There was something special about the National Summit on Advanced Illness Care held October 9-11 in Minneapolis, as the participating members of the Home Centered Care Institute (HCCI) quickly learned. That “something” was a mixture of collaboration, a continuous improvement mindset and a passion for the patient. A passion found in the meeting’s theme of “Lead. Innovate. Inspire.”
The summit, hosted by the Coalition to Transform Advanced Care (C-TAC), and sponsored by several organizations, including HCCI, brought together hundreds of providers, practices, organizations, innovators and thought leaders. Over the three days, the participants took part in presentations and panels, interactive “labs,” breakout sessions, exhibits and countless opportunities for networking.
One of the most compelling discussions at the Summit was between Jon Broyles, executive director of C-TAC, and “patient champion” Shirley Roberson, who shared her Blue Chair story focused on the critical importance of listening to, and honoring, a patient’s voice.
The summit also saw Broyles announce C-TAC’s new “moonshot” goal centered on providing millions of seriously ill patients with a high quality of life by 2030. (Learn more about what a moonshot goal is here.) In sharing his thoughts on the goal, Broyles explained, “Quality of life is the ultimate outcome we’re all seeking, not just during serious illness, but throughout our lives. The challenge is that each person defines it differently. We have to figure out how to quantify it because we must be accountable to Shirley and millions of others, and because groups like CMS [The Centers for Medicare and Medicaid Services] will need a formula to measure it.”

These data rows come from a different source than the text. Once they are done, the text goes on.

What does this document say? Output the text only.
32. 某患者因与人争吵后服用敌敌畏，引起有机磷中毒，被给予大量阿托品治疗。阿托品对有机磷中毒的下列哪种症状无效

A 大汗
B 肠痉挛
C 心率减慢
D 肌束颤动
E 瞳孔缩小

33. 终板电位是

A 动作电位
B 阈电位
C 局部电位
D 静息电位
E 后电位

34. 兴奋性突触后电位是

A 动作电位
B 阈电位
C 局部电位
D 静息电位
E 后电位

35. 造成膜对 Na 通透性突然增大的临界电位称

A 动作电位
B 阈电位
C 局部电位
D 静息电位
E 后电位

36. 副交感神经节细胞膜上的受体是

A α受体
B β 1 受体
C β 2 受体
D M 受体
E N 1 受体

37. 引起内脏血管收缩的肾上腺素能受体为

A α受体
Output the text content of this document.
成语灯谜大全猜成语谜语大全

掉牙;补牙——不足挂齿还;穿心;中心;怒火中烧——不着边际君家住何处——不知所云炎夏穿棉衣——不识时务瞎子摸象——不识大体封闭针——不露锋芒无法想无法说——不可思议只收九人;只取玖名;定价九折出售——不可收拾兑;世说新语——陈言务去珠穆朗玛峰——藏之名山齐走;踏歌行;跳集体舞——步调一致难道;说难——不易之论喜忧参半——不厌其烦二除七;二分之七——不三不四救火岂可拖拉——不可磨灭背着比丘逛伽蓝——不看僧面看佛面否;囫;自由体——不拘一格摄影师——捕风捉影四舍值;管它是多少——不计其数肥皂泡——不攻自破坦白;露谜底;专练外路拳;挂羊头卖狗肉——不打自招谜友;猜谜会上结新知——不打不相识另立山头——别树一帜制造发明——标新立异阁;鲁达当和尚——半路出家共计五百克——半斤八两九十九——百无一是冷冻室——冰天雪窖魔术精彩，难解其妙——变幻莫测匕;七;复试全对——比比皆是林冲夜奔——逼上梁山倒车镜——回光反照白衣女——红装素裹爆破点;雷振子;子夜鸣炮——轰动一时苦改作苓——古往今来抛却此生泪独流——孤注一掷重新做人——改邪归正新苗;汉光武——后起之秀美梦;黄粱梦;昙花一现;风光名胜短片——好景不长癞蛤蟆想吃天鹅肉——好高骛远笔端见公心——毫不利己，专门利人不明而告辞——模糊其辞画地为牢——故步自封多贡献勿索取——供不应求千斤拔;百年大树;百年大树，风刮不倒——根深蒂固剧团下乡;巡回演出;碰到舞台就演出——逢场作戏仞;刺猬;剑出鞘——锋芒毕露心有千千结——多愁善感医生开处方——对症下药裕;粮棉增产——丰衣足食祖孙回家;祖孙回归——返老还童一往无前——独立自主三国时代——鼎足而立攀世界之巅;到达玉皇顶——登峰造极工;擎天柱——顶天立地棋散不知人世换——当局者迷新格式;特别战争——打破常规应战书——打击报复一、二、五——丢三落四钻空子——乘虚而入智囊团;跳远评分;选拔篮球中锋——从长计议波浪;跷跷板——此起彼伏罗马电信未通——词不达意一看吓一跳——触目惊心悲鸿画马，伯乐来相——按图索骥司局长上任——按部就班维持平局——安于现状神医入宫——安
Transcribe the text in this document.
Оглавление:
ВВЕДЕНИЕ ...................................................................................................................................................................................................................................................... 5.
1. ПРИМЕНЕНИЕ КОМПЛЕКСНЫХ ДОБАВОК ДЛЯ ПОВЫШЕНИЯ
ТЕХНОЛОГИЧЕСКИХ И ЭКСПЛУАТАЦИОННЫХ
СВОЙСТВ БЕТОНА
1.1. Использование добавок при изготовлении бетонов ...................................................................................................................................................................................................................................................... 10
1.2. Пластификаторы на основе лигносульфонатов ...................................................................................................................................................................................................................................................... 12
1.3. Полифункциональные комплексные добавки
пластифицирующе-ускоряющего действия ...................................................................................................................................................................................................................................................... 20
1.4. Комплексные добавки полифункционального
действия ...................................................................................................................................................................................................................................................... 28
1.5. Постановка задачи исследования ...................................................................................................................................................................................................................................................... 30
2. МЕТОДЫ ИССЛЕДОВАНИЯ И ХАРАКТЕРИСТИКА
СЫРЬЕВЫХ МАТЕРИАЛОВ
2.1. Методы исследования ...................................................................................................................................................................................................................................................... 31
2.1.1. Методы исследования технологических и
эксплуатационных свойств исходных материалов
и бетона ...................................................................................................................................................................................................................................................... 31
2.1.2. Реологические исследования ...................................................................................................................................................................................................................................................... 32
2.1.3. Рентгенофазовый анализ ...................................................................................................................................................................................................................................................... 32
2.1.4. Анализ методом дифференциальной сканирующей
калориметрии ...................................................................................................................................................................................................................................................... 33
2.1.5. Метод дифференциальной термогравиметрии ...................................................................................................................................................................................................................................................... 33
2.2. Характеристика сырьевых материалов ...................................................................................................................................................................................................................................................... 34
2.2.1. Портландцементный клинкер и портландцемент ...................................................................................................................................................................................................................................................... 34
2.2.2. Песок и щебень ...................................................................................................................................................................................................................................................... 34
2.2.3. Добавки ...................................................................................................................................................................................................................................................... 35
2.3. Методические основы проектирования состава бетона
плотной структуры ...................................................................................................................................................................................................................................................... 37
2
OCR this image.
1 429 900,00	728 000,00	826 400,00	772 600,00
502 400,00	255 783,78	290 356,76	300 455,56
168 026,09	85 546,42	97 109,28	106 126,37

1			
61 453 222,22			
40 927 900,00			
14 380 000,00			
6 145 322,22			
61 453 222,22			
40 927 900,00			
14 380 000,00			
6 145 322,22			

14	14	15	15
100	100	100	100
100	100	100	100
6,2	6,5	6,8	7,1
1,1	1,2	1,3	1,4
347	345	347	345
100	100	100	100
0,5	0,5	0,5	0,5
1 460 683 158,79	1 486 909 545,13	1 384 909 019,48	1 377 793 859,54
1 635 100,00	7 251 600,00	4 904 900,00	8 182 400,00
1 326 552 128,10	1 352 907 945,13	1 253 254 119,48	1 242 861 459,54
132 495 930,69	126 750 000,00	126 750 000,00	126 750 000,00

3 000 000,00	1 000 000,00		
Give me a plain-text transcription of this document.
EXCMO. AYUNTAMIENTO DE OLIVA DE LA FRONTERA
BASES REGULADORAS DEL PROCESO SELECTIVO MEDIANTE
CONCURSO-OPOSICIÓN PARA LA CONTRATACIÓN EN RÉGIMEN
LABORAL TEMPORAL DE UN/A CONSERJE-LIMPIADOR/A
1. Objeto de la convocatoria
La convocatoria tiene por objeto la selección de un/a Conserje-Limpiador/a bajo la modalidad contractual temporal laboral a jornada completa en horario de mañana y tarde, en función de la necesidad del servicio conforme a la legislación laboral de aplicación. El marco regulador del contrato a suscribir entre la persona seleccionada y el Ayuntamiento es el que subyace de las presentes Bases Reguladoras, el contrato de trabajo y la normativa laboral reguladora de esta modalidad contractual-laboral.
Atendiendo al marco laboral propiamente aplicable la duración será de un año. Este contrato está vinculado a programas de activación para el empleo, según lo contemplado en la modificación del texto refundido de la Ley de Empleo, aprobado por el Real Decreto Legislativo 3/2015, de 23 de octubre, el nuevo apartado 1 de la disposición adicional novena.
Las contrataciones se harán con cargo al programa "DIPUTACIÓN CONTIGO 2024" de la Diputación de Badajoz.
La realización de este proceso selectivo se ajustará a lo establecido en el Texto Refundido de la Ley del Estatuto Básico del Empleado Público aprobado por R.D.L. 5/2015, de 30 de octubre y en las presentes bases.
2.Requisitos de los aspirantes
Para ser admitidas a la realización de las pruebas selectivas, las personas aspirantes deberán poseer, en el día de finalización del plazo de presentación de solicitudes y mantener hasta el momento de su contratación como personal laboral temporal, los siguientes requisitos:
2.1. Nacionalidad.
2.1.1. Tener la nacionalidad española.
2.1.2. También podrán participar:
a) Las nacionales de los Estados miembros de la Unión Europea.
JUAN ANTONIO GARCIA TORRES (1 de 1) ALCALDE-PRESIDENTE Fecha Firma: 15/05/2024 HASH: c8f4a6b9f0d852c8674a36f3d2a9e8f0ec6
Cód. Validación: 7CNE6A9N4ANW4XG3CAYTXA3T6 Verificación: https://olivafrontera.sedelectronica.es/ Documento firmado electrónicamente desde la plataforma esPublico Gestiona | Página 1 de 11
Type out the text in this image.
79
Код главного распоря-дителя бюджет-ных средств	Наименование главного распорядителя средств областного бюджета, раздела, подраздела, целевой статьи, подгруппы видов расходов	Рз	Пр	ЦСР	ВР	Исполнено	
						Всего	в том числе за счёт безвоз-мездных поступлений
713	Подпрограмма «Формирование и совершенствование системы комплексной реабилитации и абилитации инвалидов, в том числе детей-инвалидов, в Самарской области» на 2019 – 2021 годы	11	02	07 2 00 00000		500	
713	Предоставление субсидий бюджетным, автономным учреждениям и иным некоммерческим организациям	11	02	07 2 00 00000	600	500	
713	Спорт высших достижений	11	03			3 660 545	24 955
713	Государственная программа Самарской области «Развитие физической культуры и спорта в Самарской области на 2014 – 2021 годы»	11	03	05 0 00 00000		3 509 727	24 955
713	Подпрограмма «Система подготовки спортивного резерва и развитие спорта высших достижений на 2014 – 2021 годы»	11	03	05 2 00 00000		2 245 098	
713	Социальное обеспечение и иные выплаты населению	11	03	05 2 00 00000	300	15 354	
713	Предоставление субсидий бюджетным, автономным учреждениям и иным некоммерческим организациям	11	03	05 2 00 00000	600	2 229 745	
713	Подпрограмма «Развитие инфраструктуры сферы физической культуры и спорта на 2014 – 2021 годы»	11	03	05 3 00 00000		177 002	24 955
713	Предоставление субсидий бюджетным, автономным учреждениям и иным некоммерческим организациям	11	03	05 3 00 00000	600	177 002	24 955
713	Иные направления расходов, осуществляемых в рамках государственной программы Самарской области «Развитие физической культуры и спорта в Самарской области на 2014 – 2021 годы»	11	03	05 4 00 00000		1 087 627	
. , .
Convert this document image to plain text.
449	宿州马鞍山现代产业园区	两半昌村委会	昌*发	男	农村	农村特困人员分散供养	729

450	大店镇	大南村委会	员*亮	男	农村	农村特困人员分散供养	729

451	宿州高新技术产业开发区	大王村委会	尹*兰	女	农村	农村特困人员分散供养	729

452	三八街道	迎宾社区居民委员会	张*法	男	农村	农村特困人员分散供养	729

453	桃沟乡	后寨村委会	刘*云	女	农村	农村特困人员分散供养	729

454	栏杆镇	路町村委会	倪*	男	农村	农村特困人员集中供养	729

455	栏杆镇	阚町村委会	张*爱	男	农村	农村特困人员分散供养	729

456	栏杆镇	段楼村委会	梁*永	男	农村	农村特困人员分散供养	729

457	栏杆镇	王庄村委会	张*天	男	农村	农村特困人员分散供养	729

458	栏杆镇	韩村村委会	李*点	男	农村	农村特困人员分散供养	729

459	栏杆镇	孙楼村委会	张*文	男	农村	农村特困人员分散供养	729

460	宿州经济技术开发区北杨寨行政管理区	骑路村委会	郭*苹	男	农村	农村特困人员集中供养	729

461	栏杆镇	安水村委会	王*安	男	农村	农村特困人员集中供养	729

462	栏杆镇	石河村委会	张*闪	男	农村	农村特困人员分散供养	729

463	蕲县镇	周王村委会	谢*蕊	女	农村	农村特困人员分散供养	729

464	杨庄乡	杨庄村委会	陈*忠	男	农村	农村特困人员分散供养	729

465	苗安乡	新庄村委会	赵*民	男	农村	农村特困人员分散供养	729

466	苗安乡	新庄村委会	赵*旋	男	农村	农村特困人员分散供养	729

Where’s a good place to start with that definition of “quality of life”? According to Broyles, it’s asking ourselves what makes a good and joyful life, and what is the purpose of all the things we do, like going to work, getting married, having hobbies, and so forth? Then, he adds, we must ask that same question of each patient to see how they define it.
As with all big goals, Broyles discussed the fact that this is just the first iteration of the “moonshot” goal, and that the specifics, including the number of lives touched, could change over time. But, he explained, “It’s important to not only focus on the big numbers. If we only focus on the ‘millions,’ that can be too big, too overwhelming to understand and to really change behaviors. Instead, we at C-TAC say, ‘Millions start with one.’ What can we do to change one life? From that, others will follow.”
When asked how C-TAC and HCCI can work together, along with the other organizations in the advanced care space, to “focus on the one,” Broyles answered, “We’re all facing a significant human and societal challenge, where the need will so far outpace what individual groups can do, that we have to figure out how to do it together. We must be open to new ideas, while building on what’s working now. This includes thinking about the role that caregivers, volunteers, communities, employers and others play in supporting each patient.”
Focusing on the importance of taking into account the patient’s perspective in this collaboration, Broyles added, “We need to understand how patients experience care and view quality of life along a continuum. Then, all the providing groups, whether it’s palliative care, hospice care, home-based primary care or other models of care, must work together to create a seamless experience for the patient. The goal is an experience where patients’ needs are anticipated and met, without them having to do extra work or perform extra coordination to make it happen. After all, they have enough to think about and do.”
Reinforcing this focus on collaboration, HCCI presented a well-received video, entitled “The Intersection of Home-Based Primary and Home-Based Palliative Care.” In the video, Dr. Thomas Cornwell, CEO of HCCI and founder of Northwestern Medicine HomeCare Physicians, shared that, “Home-based primary care can add significant value to an existing home-based palliative care program. This effort can include providing education and technical assistance to palliative and hospice programs and the patients they serve.”